(Sept. 5) BOULDER, Colo. — Fresh produce is playing a key role in a major natural foods retailer’s expansion plans.

Wild Oats Markets Inc., Boulder, plans to open 58 stores during the next three years: 13 in 2002, 20 in 2004 and 25 in 2005.

The stores will focus on produce by moving more fresh fruit and vegetables to the front of the stores.

“Our customers like fresh produce, and we understand the importance of fresh produce in the business strategy,” said Doug Ranno, Wild Oats Markets’ vice president of produce and floral. “We will continue to make that an important part of our business.”

Wild Oats Markets Sept. 4 announced it had completed the sale of 4.45 million shares of its common stock priced at $11.50 a piece. Most of the long-awaited stock offering — $48.3 million — will be used to open stores and remodel others.

A major investment firm Aug. 30 cut its Wild Oats Markets rating from “neutral” to “sell.” A Merrill Lynch analyst cited dilution from the equity offering as well as the retailer’s large exposure to options expenses as reasons for the stock’s decline. Wild Oats Markets’ stock increased after the expansion announcement but traded down sharply following the downgrade that occurred two days later.

Wild Oats Markets’ Nasdaq stock closed Sept. 5 at $11.71.


Mark Mulcahy, organic produce industry consultant and president of Organic Options, Glen Ellen, Calif., said the expansion will be a smart move for the organic and retailing industries.

“They’re seeing the writing on the wall,” he said. “Produce departments are a store’s calling card and are the reason people choose a store. In recent studies, fresh produce accounts for 40% of the entire organic foods market. People can find mediocre produce anywhere.”

Stores recently opened in California communities of Long Beach and Irvine emphasize fresh produce.

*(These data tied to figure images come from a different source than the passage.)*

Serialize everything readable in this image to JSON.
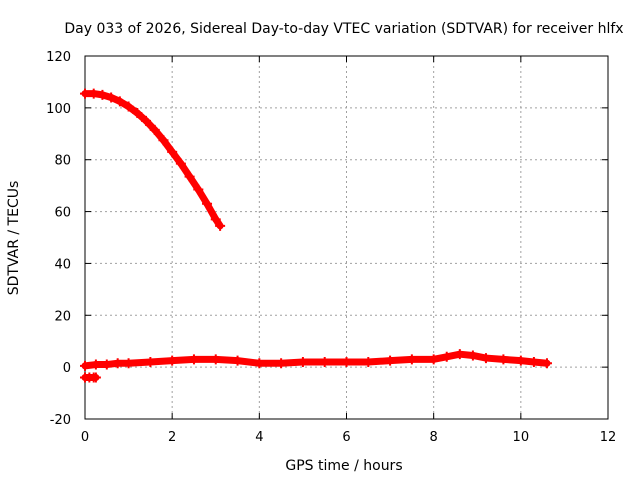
{
  "chart_data": {
    "type": "scatter",
    "title": "Day 033 of 2026, Sidereal Day-to-day VTEC variation (SDTVAR) for receiver hlfx",
    "xlabel": "GPS time / hours",
    "ylabel": "SDTVAR / TECUs",
    "xlim": [
      0,
      12
    ],
    "ylim": [
      -20,
      120
    ],
    "xticks": [
      0,
      2,
      4,
      6,
      8,
      10,
      12
    ],
    "yticks": [
      -20,
      0,
      20,
      40,
      60,
      80,
      100,
      120
    ],
    "grid": true,
    "marker": "plus",
    "color": "#ff0000",
    "series": [
      {
        "values": [
          [
            0.0,
            105.5
          ],
          [
            0.2,
            105.5
          ],
          [
            0.4,
            105.0
          ],
          [
            0.6,
            104.0
          ],
          [
            0.8,
            102.5
          ],
          [
            1.0,
            100.5
          ],
          [
            1.2,
            98.0
          ],
          [
            1.4,
            95.0
          ],
          [
            1.6,
            91.5
          ],
          [
            1.8,
            87.5
          ],
          [
            2.0,
            83.0
          ],
          [
            2.2,
            78.5
          ],
          [
            2.4,
            73.5
          ],
          [
            2.6,
            68.5
          ],
          [
            2.8,
            63.0
          ],
          [
            3.0,
            57.0
          ],
          [
            3.1,
            54.5
          ]
        ]
      },
      {
        "values": [
          [
            0.0,
            0.5
          ],
          [
            0.25,
            1.0
          ],
          [
            0.5,
            1.0
          ],
          [
            0.75,
            1.5
          ],
          [
            1.0,
            1.5
          ],
          [
            1.5,
            2.0
          ],
          [
            2.0,
            2.5
          ],
          [
            2.5,
            3.0
          ],
          [
            3.0,
            3.0
          ],
          [
            3.5,
            2.5
          ],
          [
            4.0,
            1.5
          ],
          [
            4.5,
            1.5
          ],
          [
            5.0,
            2.0
          ],
          [
            5.5,
            2.0
          ],
          [
            6.0,
            2.0
          ],
          [
            6.5,
            2.0
          ],
          [
            7.0,
            2.5
          ],
          [
            7.5,
            3.0
          ],
          [
            8.0,
            3.0
          ],
          [
            8.3,
            4.0
          ],
          [
            8.6,
            5.0
          ],
          [
            8.9,
            4.5
          ],
          [
            9.2,
            3.5
          ],
          [
            9.6,
            3.0
          ],
          [
            10.0,
            2.5
          ],
          [
            10.3,
            2.0
          ],
          [
            10.6,
            1.5
          ]
        ]
      },
      {
        "values": [
          [
            0.0,
            -4.0
          ],
          [
            0.1,
            -4.0
          ],
          [
            0.2,
            -4.0
          ],
          [
            0.25,
            -4.0
          ]
        ]
      }
    ]
  }
}
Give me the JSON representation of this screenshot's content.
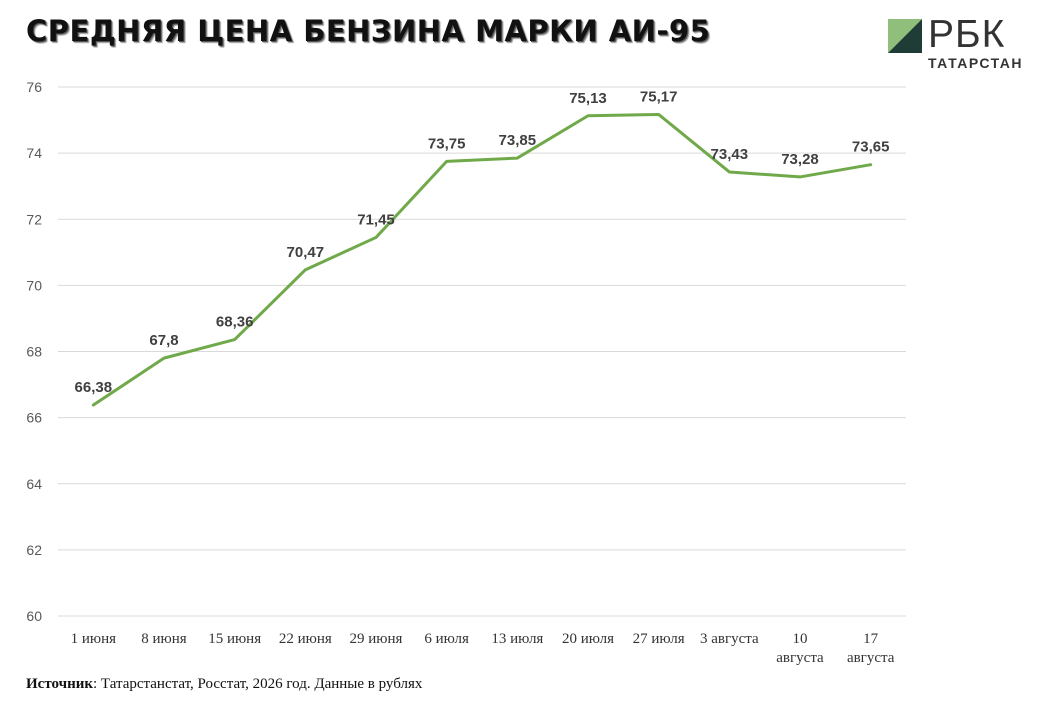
{
  "header": {
    "title": "СРЕДНЯЯ ЦЕНА БЕНЗИНА МАРКИ АИ-95"
  },
  "logo": {
    "name": "РБК",
    "subtitle": "ТАТАРСТАН",
    "colors": {
      "dark": "#1f3d36",
      "light": "#8fbf7a"
    }
  },
  "footer": {
    "source_label": "Источник",
    "source_text": ": Татарстанстат, Росстат, 2026 год. Данные в рублях"
  },
  "chart_data": {
    "type": "line",
    "title": "",
    "xlabel": "",
    "ylabel": "",
    "categories": [
      "1 июня",
      "8 июня",
      "15 июня",
      "22 июня",
      "29 июня",
      "6 июля",
      "13 июля",
      "20 июля",
      "27 июля",
      "3 августа",
      "10 августа",
      "17 августа"
    ],
    "series": [
      {
        "name": "",
        "values": [
          66.38,
          67.8,
          68.36,
          70.47,
          71.45,
          73.75,
          73.85,
          75.13,
          75.17,
          73.43,
          73.28,
          73.65
        ],
        "labels": [
          "66,38",
          "67,8",
          "68,36",
          "70,47",
          "71,45",
          "73,75",
          "73,85",
          "75,13",
          "75,17",
          "73,43",
          "73,28",
          "73,65"
        ],
        "color": "#70a94a"
      }
    ],
    "ylim": [
      60,
      76
    ],
    "yticks": [
      60,
      62,
      64,
      66,
      68,
      70,
      72,
      74,
      76
    ],
    "grid": true,
    "legend": "none"
  }
}
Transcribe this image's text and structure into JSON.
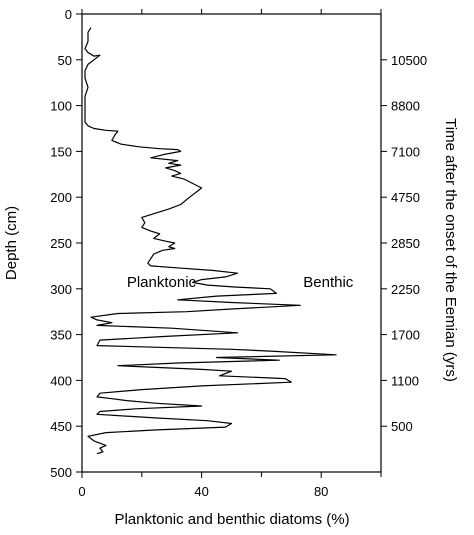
{
  "chart_data": {
    "type": "line",
    "xlabel": "Planktonic and benthic diatoms (%)",
    "ylabel_left": "Depth (cm)",
    "ylabel_right": "Time after the onset of the Eemian (yrs)",
    "xlim": [
      0,
      100
    ],
    "ylim": [
      500,
      0
    ],
    "x_ticks": [
      0,
      40,
      80
    ],
    "x_minor_ticks": [
      20,
      60,
      100
    ],
    "y_ticks": [
      0,
      50,
      100,
      150,
      200,
      250,
      300,
      350,
      400,
      450,
      500
    ],
    "right_ticks": [
      {
        "depth": 50,
        "label": "10500"
      },
      {
        "depth": 100,
        "label": "8800"
      },
      {
        "depth": 150,
        "label": "7100"
      },
      {
        "depth": 200,
        "label": "4750"
      },
      {
        "depth": 250,
        "label": "2850"
      },
      {
        "depth": 300,
        "label": "2250"
      },
      {
        "depth": 350,
        "label": "1700"
      },
      {
        "depth": 400,
        "label": "1100"
      },
      {
        "depth": 450,
        "label": "500"
      }
    ],
    "annotations": [
      {
        "text": "Planktonic",
        "x": 15,
        "depth": 298
      },
      {
        "text": "Benthic",
        "x": 74,
        "depth": 298
      }
    ],
    "series": [
      {
        "points": [
          [
            3,
            15
          ],
          [
            2,
            20
          ],
          [
            2,
            30
          ],
          [
            1,
            38
          ],
          [
            2,
            42
          ],
          [
            3,
            44
          ],
          [
            4,
            46
          ],
          [
            6,
            45
          ],
          [
            4,
            50
          ],
          [
            2,
            55
          ],
          [
            1,
            62
          ],
          [
            1,
            70
          ],
          [
            2,
            80
          ],
          [
            1,
            90
          ],
          [
            1,
            100
          ],
          [
            1,
            110
          ],
          [
            1,
            118
          ],
          [
            2,
            122
          ],
          [
            4,
            125
          ],
          [
            8,
            127
          ],
          [
            12,
            128
          ],
          [
            11,
            132
          ],
          [
            10,
            138
          ],
          [
            13,
            142
          ],
          [
            19,
            145
          ],
          [
            26,
            147
          ],
          [
            32,
            148
          ],
          [
            33,
            150
          ],
          [
            28,
            153
          ],
          [
            23,
            157
          ],
          [
            32,
            160
          ],
          [
            29,
            163
          ],
          [
            33,
            165
          ],
          [
            28,
            168
          ],
          [
            31,
            171
          ],
          [
            33,
            174
          ],
          [
            30,
            177
          ],
          [
            34,
            180
          ],
          [
            40,
            190
          ],
          [
            36,
            200
          ],
          [
            33,
            208
          ],
          [
            29,
            213
          ],
          [
            24,
            218
          ],
          [
            20,
            222
          ],
          [
            21,
            228
          ],
          [
            20,
            233
          ],
          [
            23,
            237
          ],
          [
            26,
            240
          ],
          [
            24,
            245
          ],
          [
            28,
            248
          ],
          [
            31,
            250
          ],
          [
            29,
            254
          ],
          [
            31,
            256
          ],
          [
            27,
            258
          ],
          [
            24,
            262
          ],
          [
            23,
            267
          ],
          [
            22,
            272
          ],
          [
            23,
            275
          ],
          [
            31,
            277
          ],
          [
            44,
            280
          ],
          [
            52,
            283
          ],
          [
            48,
            287
          ],
          [
            40,
            290
          ],
          [
            37,
            293
          ],
          [
            42,
            296
          ],
          [
            51,
            298
          ],
          [
            63,
            300
          ],
          [
            65,
            305
          ],
          [
            45,
            308
          ],
          [
            32,
            312
          ],
          [
            50,
            315
          ],
          [
            73,
            318
          ],
          [
            50,
            322
          ],
          [
            35,
            325
          ],
          [
            12,
            327
          ],
          [
            3,
            331
          ],
          [
            5,
            334
          ],
          [
            10,
            337
          ],
          [
            5,
            340
          ],
          [
            30,
            343
          ],
          [
            52,
            348
          ],
          [
            28,
            352
          ],
          [
            6,
            356
          ],
          [
            5,
            362
          ],
          [
            50,
            366
          ],
          [
            63,
            368
          ],
          [
            85,
            372
          ],
          [
            45,
            375
          ],
          [
            66,
            378
          ],
          [
            32,
            381
          ],
          [
            12,
            384
          ],
          [
            40,
            388
          ],
          [
            50,
            390
          ],
          [
            46,
            395
          ],
          [
            68,
            398
          ],
          [
            70,
            402
          ],
          [
            40,
            406
          ],
          [
            20,
            410
          ],
          [
            6,
            414
          ],
          [
            5,
            418
          ],
          [
            10,
            420
          ],
          [
            15,
            422
          ],
          [
            25,
            425
          ],
          [
            40,
            428
          ],
          [
            18,
            431
          ],
          [
            6,
            434
          ],
          [
            5,
            437
          ],
          [
            25,
            441
          ],
          [
            42,
            444
          ],
          [
            50,
            447
          ],
          [
            48,
            451
          ],
          [
            25,
            454
          ],
          [
            8,
            457
          ],
          [
            2,
            461
          ],
          [
            4,
            466
          ],
          [
            8,
            471
          ],
          [
            6,
            474
          ],
          [
            7,
            478
          ],
          [
            5,
            480
          ]
        ]
      }
    ]
  }
}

“Produce is the primary item people think of when it comes to organic,” said Sonja Tuitele, Wild Oats Markets’ director of corporate communications.


“While we have organic products throughout the store, we really see produce as a gateway item to introduce customers to more of our natural organic offerings. It’s what we’re known for.”

The store expansions, Tuitele said, are a part of the company’s growth strategy that will provide more customer-shopping options.

“It makes more sense operationally, when you look at logistics and distribution,” Tuitele said. “It will have more benefits by having a larger number of stores in a specific market. We also see a lot of opportunity to go into untapped markets down the road.”

The stock downgrade could be a “kind of a wait and see thing,” Mulcahy said.

An aggressive acquisition streak during the late 1990s put the retailer in debt. Mulcahy said Wild Oats Markets’ new chief executive officer, Perry Odak, is leading the company in a direction that should help the company’s bottom line and the organic retailing industry.

Wild Oats Markets operates 101 stores in 23 states, primarily in the Southwest. The stores offer more than 175 fresh organic produce items.